Gran recibimiento para el campeón Intercontinental
Buenos Aires, Argentina
Boca Juniors (Argentina) fue objeto ayer de una multitudinaria recepción al retornar a la ciudad de Buenos Aires con la Copa Intercontinental de fútbol, pero su plantel quedó al margen de los festejos, concentrado para su nuevo objetivo: el Torneo Apertura del balompié argentino.

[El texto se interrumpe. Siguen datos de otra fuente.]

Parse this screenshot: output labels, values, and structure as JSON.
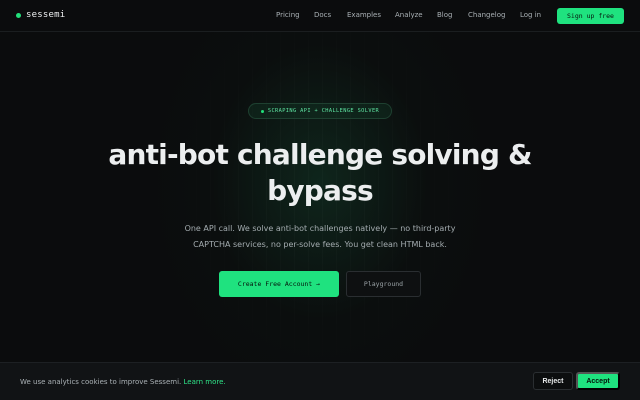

Los fanáticos provocaron que el trayecto desde el aeropuerto de Ezeiza al hotel, un viaje de unos veinte minutos en condiciones normales, se prolongara por más de tres horas, con el autobús a ritmo lento, iniciando una extensa caravana, mientras los fanáticos saludaban a los costados de la autopista, una marcha que alcanzó su punto máximo al bordear la histórica Plaza de Mayo, frente a la Casa de Gobierno. El presidente argentino Fernando de la Rúa, hincha de Boca Juniors, no pudo recibir al plantel pues viajó a México para la asunción del presidente Vicente Fox, pero envió un mensaje de felicitaciones al equipo dirigido por Carlos Bianchi.
El centro de Buenos Aires fue invadido por miles de fanáticos del equipo xeneise, muchos de ellos oficinistas en horario de trabajo que dejaron las corbatas y se pusieron sus camisetas azul y oro, mientras los futbolistas saludaban desde las ventanillas del autobús, en el marco de una fiesta sin incidentes. En el asiento delantero se ubicó el técnico Daniel Bianchi junto con el presidente Mauricio Macri, cabezas de la delegación, que quedó alojada en el hotel Los Dos Chinos, de la zona de Constitución. El propio Bianchi dirigió por la tarde una práctica con vistas al partido que Boca jugará el domingo en el Estadio La Bombonera ante San Lorenzo, decisivo para el equipo, que lidera el Torneo Apertura del fútbol argentino a sólo cuatro fechas del final. Bianchi no confirmó si alineará a los titulares que el martes pasado le ganaron 2-1 a Real Madrid (España) con dos goles de Martín Palermo, en la ciudad de Tokio (Japón), pero se presume que algunos de ellos, que no lograron reponerse físicamente, serán reservados. Los precios de algunas plateas subieron de 25 a 70 pesos argentinos (igual cantidad en dólares), mientras que Boca anunció que los hinchas que viajaron a Tokio, cerca de tres mil, podrán ingresar gratis a las plateas, a modo de homenaje por su aliento al equipo en la conquista de la Intercontinental. Boca, el equipo más popular del fútbol argentino, registró este año ingresos por cerca de 40 millones de dólares, según un informe publicado ayer por el diario La Nación, pero el club sufre una deuda de 48 millones, por lo que se verá obligado a desprenderse de algunos jugadores.
El habilidoso Juan Riquelme, que está en conflicto económico desde hace meses y que está en la mira de los principales clubes de España, y el goleador Palermo, codiciado por Inter de Milán (Italia), serían los que tienen más chances de emigrar. Pero en esa lista figuran también el arquero colombiano Oscar Córdoba, el lateral Hugo Ibarra y el atacante Marcelo Delgado.